C compilers don’t produce 100% optimal assembly language in all cases, but typically the assumptions they make are light. The executable code they output is somewhat predictable and often close enough to hand-optimised assembly in efficiency that we ignore the difference. But this whole approach to programming was originally designed for single-threaded execution on a CPU with a chunk of RAM for storage.
What happens if we never find a way to get a single core to run much faster but processors come with ever more cores and introduce other new features for parallel execution? What happens if we evolve towards ever more distributed systems, but farming out big jobs to a set of specialised components in the cloud at a much lower level than we do today? What happens if systems start coming with other kinds of memory that have different characteristics to RAM as standard, from content-addressable memory we already have today to who-knows-what as quantum technology evolves?

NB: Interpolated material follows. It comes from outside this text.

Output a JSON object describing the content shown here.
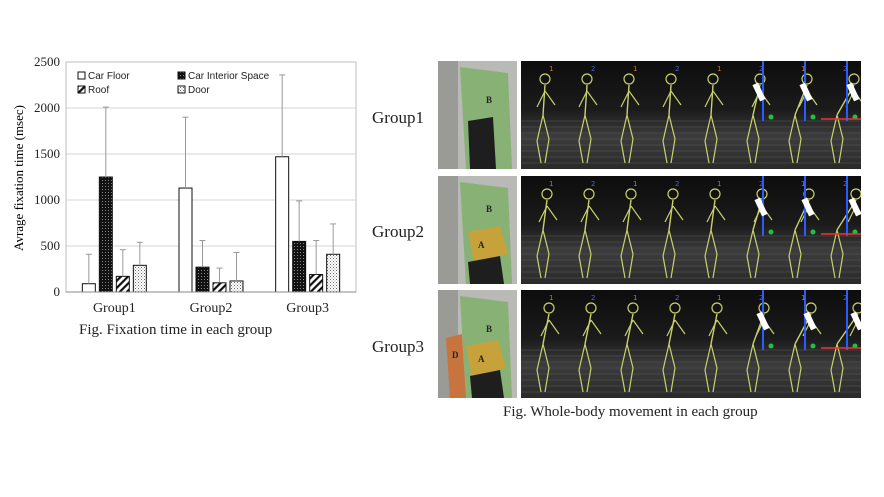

If we change the rules then maybe a different style of programming will end up being more efficient. It’s true that today’s functional programming languages that control mutation and other side effects usually don’t compile down to machine code as efficiently as a well-written C program can. The heavier runtimes to manage responsibilities like garbage collection and the reliance on purely functional data structures that we don’t yet know how to convert to efficient imperative code under the hood are bottlenecks. But on the other hand, those languages can make much stronger assumptions than a lower-level language like C in other ways, and maybe those assumptions will allow compilers to safely allocate different behaviour to new hardware in ways that weren’t possible before, and maybe dividing a big job into 500 quantum foobar jobs that each run half as fast as a single-threaded foobaz job still ends up doing the job 200x faster overall.